Le président de la République démocratique du Congo, Félix-Antoine Tshisekedi, a annoncé une prochaine adresse à la Nation consacrée au futur dialogue national inclusif. Depuis Libreville, où il séjourne dans le cadre d’une visite officielle au Gabon, le chef de l’État a laissé entendre que ce rendez-vous politique devrait adopter une approche différente de celles des précédents forums organisés en RDC.
« Ce dialogue sera différent de tous les dialogues qu’a connus ce pays », a déclaré Félix Tshisekedi lors de son échange avec la diaspora congolaise. Le président n’a toutefois pas encore détaillé le format, le calendrier ni les critères de participation à ce processus.
Cette annonce intervient alors que la RDC est engagée dans plusieurs démarches visant à mettre fin à la crise sécuritaire dans l’Est du pays. Kinshasa tente notamment de faire avancer, parallèlement, les engagements issus du processus de Washington avec le Rwanda et les négociations de Doha avec l’AFC/M23.
Les Nations unies ont souligné l’importance d’une meilleure coordination entre les différents processus de paix et ont relevé les appels en faveur d’un dialogue national inclusif en RDC.
Pour Félix Tshisekedi, la recherche de la paix ne peut cependant pas se limiter aux négociations menées à l’extérieur du pays. La question d’un règlement politique interne apparaît ainsi comme un autre volet de la réponse à la crise.
En affirmant que le prochain dialogue sera différent des précédents, le président Tshisekedi ouvre plusieurs interrogations.
La première concerne l’inclusivité. Quelles forces politiques seront conviées ? Quelle place sera réservée à l’opposition, à la société civile, aux confessions religieuses, aux mouvements citoyens et aux autres composantes de la société congolaise ?
La deuxième interrogation porte sur l’objectif du dialogue. S’agira-t-il essentiellement de rechercher un consensus autour de la paix et de la sécurité, ou le processus abordera-t-il également les questions institutionnelles, électorales, économiques et de gouvernance ?
Enfin, le mode de conduite du dialogue sera déterminant. Les précédentes expériences de concertations politiques en RDC ont souvent été marquées par des contestations sur la représentativité des participants, les conclusions adoptées et leur mise en œuvre.
Le principal enjeu pour le pouvoir sera donc de transformer l’annonce présidentielle en un processus crédible.
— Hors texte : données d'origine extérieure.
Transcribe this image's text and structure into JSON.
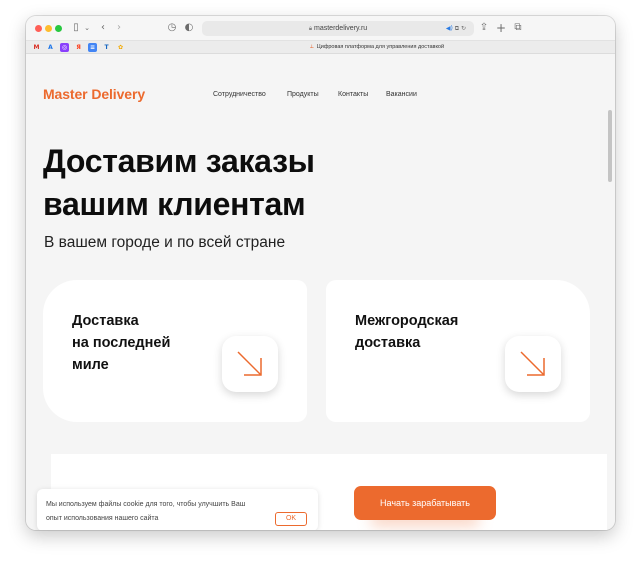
{
  "colors": {
    "accent": "#ec6a2e",
    "traffic_close": "#ff5f57",
    "traffic_min": "#febc2e",
    "traffic_max": "#28c840"
  },
  "browser": {
    "url": "masterdelivery.ru",
    "active_tab_title": "Цифровая платформа для управления доставкой",
    "toolbar_icons": [
      "sidebar-icon",
      "chevron-down-icon",
      "back-icon",
      "forward-icon",
      "history-icon",
      "privacy-shield-icon",
      "share-icon",
      "new-tab-icon",
      "tab-overview-icon"
    ],
    "favicons": [
      {
        "label": "M",
        "color": "#d93025"
      },
      {
        "label": "A",
        "color": "#1a73e8"
      },
      {
        "label": "◎",
        "color": "#8a3ffc"
      },
      {
        "label": "Я",
        "color": "#fc3f1d"
      },
      {
        "label": "≡",
        "color": "#4285f4"
      },
      {
        "label": "T",
        "color": "#1565c0"
      },
      {
        "label": "✿",
        "color": "#f2a900"
      }
    ]
  },
  "header": {
    "logo": "Master Delivery",
    "nav": [
      "Сотрудничество",
      "Продукты",
      "Контакты",
      "Вакансии"
    ]
  },
  "hero": {
    "title_line1": "Доставим заказы",
    "title_line2": "вашим клиентам",
    "subtitle": "В вашем городе и по всей стране"
  },
  "cards": [
    {
      "lines": [
        "Доставка",
        "на последней",
        "миле"
      ],
      "icon": "arrow-down-right-icon"
    },
    {
      "lines": [
        "Межгородская",
        "доставка"
      ],
      "icon": "arrow-down-right-icon"
    }
  ],
  "cookie": {
    "line1": "Мы используем файлы cookie для того, чтобы улучшить Ваш",
    "line2": "опыт использования нашего сайта",
    "ok": "OK"
  },
  "cta": {
    "label": "Начать зарабатывать"
  }
}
Dans son dernier rapport consacré à la situation congolaise, l’ONU a relevé que des acteurs de l’opposition et de la société civile avaient exprimé des préoccupations concernant l’espace politique et civique, estimant que certaines restrictions pouvaient compromettre les perspectives d’un dialogue réellement inclusif.
Dans ce contexte, l’adresse à la Nation annoncée par Félix Tshisekedi sera particulièrement scrutée. Elle devrait permettre de savoir si le futur dialogue reposera sur des mécanismes permettant une représentation suffisamment large des forces vives du pays.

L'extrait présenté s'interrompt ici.